Apple makes some excellent products, specifically the Macintosh hardware/software and the iPod. But not everything that Apple makes is great, and not everything that Apple does is wise.
Specifically, Apple has laid two noteworthy product eggs recently: the Apple TV and the iPod Hi-Fi. In fact, a quick search for the Apple iPod Hi-Fi (pictured) at the online Apple Store was unsuccessful. Perhaps it’s been quietly discontinued, and so we’ll say not more about it. As far as Apple TV, I’ll refer you to “The iFlop,” a well-written article by Forbes’ Scott Woolley.
However, that’s peanuts compared to the big mistake. As Apple reinvents itself more as a consumer-electronics company every day, it’s missing a tremendous opportunity to sell computers to enterprises, and take market share away from Microsoft.
I hang out with software developers, IT professionals, business owners and managers. Because of what I do for a living, even in non-business conversations we start talking about computers.
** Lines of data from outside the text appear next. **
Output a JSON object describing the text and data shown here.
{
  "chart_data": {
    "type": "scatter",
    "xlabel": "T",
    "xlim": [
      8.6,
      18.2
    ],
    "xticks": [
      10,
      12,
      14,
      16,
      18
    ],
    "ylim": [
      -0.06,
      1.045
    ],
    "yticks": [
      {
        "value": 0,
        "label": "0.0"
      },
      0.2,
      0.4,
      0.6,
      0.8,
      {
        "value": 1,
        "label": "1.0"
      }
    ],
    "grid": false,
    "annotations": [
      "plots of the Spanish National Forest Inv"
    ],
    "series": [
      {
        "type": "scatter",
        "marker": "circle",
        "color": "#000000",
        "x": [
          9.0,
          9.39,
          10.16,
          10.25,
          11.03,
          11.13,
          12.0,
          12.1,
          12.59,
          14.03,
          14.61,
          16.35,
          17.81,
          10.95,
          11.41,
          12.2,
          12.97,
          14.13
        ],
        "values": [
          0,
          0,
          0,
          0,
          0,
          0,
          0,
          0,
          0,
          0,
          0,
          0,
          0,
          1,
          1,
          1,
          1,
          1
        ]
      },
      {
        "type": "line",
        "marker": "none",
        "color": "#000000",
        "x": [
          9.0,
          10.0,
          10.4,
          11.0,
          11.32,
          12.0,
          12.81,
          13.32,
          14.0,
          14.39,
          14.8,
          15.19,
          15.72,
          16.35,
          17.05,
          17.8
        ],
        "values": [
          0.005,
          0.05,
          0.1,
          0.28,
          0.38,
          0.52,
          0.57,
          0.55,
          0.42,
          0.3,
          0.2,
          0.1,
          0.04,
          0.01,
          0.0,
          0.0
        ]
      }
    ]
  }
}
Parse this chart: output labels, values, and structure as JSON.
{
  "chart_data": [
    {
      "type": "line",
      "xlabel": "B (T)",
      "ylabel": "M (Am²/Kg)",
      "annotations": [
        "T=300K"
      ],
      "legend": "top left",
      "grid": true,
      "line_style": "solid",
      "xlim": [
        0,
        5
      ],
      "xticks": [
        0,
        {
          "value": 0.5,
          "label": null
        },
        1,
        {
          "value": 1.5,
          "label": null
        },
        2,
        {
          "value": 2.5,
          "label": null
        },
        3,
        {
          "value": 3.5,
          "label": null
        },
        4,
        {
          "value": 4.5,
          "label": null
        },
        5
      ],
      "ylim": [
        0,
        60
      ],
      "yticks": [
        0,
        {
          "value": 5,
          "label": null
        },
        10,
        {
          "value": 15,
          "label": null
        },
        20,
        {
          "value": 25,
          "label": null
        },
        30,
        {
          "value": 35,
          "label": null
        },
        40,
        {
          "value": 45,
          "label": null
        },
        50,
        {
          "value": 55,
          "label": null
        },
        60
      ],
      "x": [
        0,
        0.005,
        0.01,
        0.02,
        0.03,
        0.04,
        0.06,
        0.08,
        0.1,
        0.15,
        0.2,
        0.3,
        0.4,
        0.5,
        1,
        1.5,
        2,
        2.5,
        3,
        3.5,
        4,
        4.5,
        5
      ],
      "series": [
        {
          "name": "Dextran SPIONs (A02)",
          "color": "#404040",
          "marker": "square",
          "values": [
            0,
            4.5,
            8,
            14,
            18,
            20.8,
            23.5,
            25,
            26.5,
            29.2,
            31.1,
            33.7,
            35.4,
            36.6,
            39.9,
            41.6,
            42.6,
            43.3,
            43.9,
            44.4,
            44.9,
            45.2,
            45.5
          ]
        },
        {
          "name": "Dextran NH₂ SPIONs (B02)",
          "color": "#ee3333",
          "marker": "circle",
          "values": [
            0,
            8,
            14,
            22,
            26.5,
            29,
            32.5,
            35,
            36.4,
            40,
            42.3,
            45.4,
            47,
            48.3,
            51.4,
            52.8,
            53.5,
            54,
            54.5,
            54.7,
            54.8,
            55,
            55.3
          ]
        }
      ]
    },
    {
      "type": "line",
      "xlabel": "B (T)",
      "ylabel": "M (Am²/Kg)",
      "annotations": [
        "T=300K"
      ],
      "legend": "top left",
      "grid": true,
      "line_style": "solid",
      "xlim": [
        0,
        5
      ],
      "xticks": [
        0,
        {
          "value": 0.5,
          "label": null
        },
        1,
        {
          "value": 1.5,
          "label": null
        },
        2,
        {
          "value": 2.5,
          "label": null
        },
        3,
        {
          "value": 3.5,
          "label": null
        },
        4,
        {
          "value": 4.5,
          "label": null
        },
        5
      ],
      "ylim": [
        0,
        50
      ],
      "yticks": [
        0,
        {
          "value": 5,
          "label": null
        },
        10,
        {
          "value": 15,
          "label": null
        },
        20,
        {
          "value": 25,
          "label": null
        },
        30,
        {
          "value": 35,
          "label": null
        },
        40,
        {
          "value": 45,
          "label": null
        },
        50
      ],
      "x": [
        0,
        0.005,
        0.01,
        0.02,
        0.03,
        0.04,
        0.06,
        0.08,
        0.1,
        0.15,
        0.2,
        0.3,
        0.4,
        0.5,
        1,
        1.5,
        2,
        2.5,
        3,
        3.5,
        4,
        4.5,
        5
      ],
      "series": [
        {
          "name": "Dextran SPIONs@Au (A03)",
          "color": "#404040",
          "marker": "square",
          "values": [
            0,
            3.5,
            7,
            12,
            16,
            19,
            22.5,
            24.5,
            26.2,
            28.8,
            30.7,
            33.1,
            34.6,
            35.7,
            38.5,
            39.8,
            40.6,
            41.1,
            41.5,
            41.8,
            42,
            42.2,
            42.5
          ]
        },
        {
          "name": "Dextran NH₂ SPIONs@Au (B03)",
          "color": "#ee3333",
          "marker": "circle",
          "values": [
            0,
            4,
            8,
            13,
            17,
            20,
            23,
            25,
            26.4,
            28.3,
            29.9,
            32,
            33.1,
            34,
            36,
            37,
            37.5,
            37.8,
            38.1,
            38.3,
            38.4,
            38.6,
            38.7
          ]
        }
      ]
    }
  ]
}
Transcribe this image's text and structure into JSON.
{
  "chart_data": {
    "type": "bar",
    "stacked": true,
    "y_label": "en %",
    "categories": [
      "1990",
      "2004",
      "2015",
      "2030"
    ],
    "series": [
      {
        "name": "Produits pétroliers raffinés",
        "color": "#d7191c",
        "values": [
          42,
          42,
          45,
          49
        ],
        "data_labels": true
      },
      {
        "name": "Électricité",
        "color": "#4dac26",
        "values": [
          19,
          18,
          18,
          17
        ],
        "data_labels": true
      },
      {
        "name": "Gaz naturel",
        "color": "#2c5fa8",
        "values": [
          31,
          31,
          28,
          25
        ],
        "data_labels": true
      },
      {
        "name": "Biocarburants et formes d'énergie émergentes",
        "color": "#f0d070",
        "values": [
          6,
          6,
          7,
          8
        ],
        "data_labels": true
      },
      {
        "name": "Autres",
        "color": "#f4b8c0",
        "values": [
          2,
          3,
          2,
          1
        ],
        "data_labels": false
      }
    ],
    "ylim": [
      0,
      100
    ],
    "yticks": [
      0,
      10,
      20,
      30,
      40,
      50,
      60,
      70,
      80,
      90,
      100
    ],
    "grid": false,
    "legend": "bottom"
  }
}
Many people I meet express frustration with their desktop and notebook PCs – especially with Windows Vista. If they see me with my MacBook Pro, a very significant percentage of them express envy, and either admit sadness that they’re not allowed to switch to a Mac, or ask me how viable such a move would be.
The number of computer professionals and “civilians” who talk about a virus problems, crashes and so-on, and then say, “But you wouldn’t know about that, since you use a Mac,” grows all the time.
You would think that, given the massive industry pushback against Microsoft, specifically around Windows Vista, that Apple would be out there touting the Mac.
• You’d see them talk about how well the Mac works in a heterogeneous business – especially with the advent of Web 2.0-based browser apps, the classic issue of application availability is much less of an impediment to adoption.
• You’d see them trying to get small business VARs and service providers certified on on the Mac. Trying to find consultants who can help with Mac business issues is incredibly difficult.
• You’d see them talk about the Xserve sometime, maybe.
• You’d see them talk about how well their Mail application works with Exchange, or the Microsoft Office interoperability features of the iWork suite.
• You’d see them tout total-cost-of-ownership studies from Gartner or Forrester.
• You’d see Apple’s PR department chatting up business-technology reporters, not just consumer tech and entertainment writers.
• You’d see big ad campaigns in business publications promoting the Mac as the business platform of the future. It’d cost a fraction of what Apple spends on TV advertising for iPod and iPhone.
• Closer to my own area, you’d see the folks from Apple talking about their development tools to us at SD Times, and to others in the development press.
Yes, Apple does have a business message. But they don’t say it very often, or very loudly. What a missed opportunity. Even there, they focus exclusively on small business. What about the enterprise market? Lawyers carrying MacBooks are great. How about Fortune 1000 desktops?
It astonishes me. We hear from Microsoft and the PC makers about their enterprise platforms all the time. If I see something from Apple, it’s almost certainly about the iPod, or iTunes, or iPhone. (I did receive a press release from Apple recently about the Mac — about how there are some new EA games now available.) When the latest iMacs were released, there wasn’t a single word about they’d fit into an enterprise computing environment, or why IT professionals should consider them instead of Windows Vista boxes.
Certainly there’s progress. Apple cites a study from AMI:
According to the latest study from Access Markets International (AMI) Partners, Inc., Apple’s year-over-year market share jumped over 100% for desktop PCs and notebooks. In the medium business segment (100-999 employees), Apple’s desktop PC market share soared from 13% to 27%, while notebook PC shares grew from 8% to 18% in the medium business segment (100-999 employees). Similarly, in the small business (1 to 99 employees) market, Apple grew its desktop PC market share from 7% to 12%, and expanded its share of the notebook PC market from 5% to 8%.
Imagine what results they might have if they actually pushed the business message, and really capitalized on all that Microsoft pushback.